IKEA Finally Responded To Their Juneteenth Mistake
Yesterday, the management of an Atlanta-based IKEA attempted to address the fallout of their horribly executed Juneteenth menu that caused over 30 of their workers to call out of work. For many employees, the foods selected for the celebration were deemed offensive. A spokesperson for IKEA gave People a statement about how they had changed the menu "after receiving feedback that the foods that were selected are not reflective of the deeply meaningful traditional foods historically served as part of Juneteenth celebrations." The company also reiterated how they now treat Juneteenth as a paid holiday and that the Atlanta branch had recognized the holiday's existence for the past four years.
More notable than IKEA's general apology was the pushback the company gave against the idea that the menu's creation had not involved any of their Black employees. "There were Black co-workers involved in the creation of the menu," a spokesperson informed CBS 46, one of Atlanta's local news stations, "Out of respect for their privacy, we cannot go into more detail, and we take this as an important learning and shared responsibility." This directly addressed one of the complaints included in the station's initial report that "none of the coworkers who sat down to create the menu, no one was black," as one employee put it.
It's not clear whether the apology and clarification will win over the workers that management insulted with their bungling.
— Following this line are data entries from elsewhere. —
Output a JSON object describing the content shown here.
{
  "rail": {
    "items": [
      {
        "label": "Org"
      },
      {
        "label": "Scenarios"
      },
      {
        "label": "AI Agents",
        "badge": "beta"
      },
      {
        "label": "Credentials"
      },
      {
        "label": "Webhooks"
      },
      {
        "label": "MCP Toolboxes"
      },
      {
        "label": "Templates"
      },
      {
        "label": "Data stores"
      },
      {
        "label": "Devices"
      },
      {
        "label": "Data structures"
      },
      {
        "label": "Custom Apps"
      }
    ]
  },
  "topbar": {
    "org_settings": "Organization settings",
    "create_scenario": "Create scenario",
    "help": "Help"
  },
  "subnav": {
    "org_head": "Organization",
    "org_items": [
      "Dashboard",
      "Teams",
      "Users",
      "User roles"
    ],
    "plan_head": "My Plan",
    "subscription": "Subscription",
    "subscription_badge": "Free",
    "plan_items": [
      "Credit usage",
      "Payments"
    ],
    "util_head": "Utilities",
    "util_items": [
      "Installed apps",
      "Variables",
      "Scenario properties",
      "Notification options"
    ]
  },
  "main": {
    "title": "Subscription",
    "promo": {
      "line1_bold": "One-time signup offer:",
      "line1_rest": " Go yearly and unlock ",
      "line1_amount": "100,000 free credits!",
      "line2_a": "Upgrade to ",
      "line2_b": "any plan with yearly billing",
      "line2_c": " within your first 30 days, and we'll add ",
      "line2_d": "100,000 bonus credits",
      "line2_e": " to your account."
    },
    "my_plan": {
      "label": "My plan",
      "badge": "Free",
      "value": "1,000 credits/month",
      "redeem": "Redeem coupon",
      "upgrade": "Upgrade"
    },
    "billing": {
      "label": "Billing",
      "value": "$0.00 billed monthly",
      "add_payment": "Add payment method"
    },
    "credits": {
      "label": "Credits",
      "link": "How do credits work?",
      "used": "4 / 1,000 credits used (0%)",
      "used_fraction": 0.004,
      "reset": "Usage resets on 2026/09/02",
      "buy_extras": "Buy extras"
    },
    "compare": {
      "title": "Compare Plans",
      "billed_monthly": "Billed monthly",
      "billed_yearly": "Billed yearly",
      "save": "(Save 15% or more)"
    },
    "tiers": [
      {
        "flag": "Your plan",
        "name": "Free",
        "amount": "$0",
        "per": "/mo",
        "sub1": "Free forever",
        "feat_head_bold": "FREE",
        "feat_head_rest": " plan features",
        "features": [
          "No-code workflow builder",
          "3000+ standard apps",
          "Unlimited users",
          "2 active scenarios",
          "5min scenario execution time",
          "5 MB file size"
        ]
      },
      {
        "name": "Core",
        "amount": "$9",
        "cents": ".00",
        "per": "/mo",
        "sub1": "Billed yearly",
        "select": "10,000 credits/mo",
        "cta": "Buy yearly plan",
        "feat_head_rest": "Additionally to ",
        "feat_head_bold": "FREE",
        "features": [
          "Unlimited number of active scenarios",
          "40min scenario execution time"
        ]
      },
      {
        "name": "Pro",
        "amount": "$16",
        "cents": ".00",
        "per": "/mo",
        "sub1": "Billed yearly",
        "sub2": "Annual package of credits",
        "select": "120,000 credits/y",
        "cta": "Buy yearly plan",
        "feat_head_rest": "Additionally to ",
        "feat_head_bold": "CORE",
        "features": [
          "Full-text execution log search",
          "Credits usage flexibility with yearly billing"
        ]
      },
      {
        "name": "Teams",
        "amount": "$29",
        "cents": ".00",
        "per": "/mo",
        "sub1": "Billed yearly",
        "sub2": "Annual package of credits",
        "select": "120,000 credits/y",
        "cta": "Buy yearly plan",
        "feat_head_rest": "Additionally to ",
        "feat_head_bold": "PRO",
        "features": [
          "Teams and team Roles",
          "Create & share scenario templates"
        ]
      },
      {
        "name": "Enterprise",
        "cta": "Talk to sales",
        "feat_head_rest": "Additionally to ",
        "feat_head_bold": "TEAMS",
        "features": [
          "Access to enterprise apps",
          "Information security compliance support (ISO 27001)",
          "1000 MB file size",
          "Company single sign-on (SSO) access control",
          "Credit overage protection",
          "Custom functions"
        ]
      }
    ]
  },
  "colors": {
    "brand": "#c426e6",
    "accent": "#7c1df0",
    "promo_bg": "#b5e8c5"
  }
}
In fact, as the New York Post reports, James Woodall, the president of Georgia's NAACP chapter, called this response "an empty, performative gesture." The Atlanta branch president, however, only considered it an insensitivity derived from the store's lack of diversity in management.
The huge problem with IKEA's holiday menu
In case you missed it, the issue with the Juneteenth menu was that the foods it included went against the whole point of Juneteenth. In an email acquired by TMZ, the management of the IKEA outlet said the celebratory menu would consist of fried chicken, watermelon, macaroni and cheese, potato salad, collard greens, and candied yams. A Juneteenth table, according to Oprah Daily, should feature red foods like red velvet cake, barbecue, and potato salad.
Fried chicken doesn't belong and, as one anonymous employee stated to CBS, "They used to feed slaves watermelon during the slave time." Since then, both fried chicken and watermelon have become caricature foods used often in racist depictions of Black people, as The Atlantic noted. Some outlets like Oprah Daily, PW Perspective, and Rev. Dr. Ronald Myers, the head of the National Juneteenth Observance Foundation, consider watermelon emblematic of the holiday because it subverts the history of the food. As the Rev. Dr. Myers told The Daily Texan, "Watermelon and red soda water are the oldest traditional foods on Juneteenth."
However, IKEA management should have given workers the opportunity to celebrate the holiday with a menu created by them, not one imposed on them. The celebration of an emancipated community should give the community the entire say in that celebration. The food shouldn't come from on high by the management of a Swedish furniture store.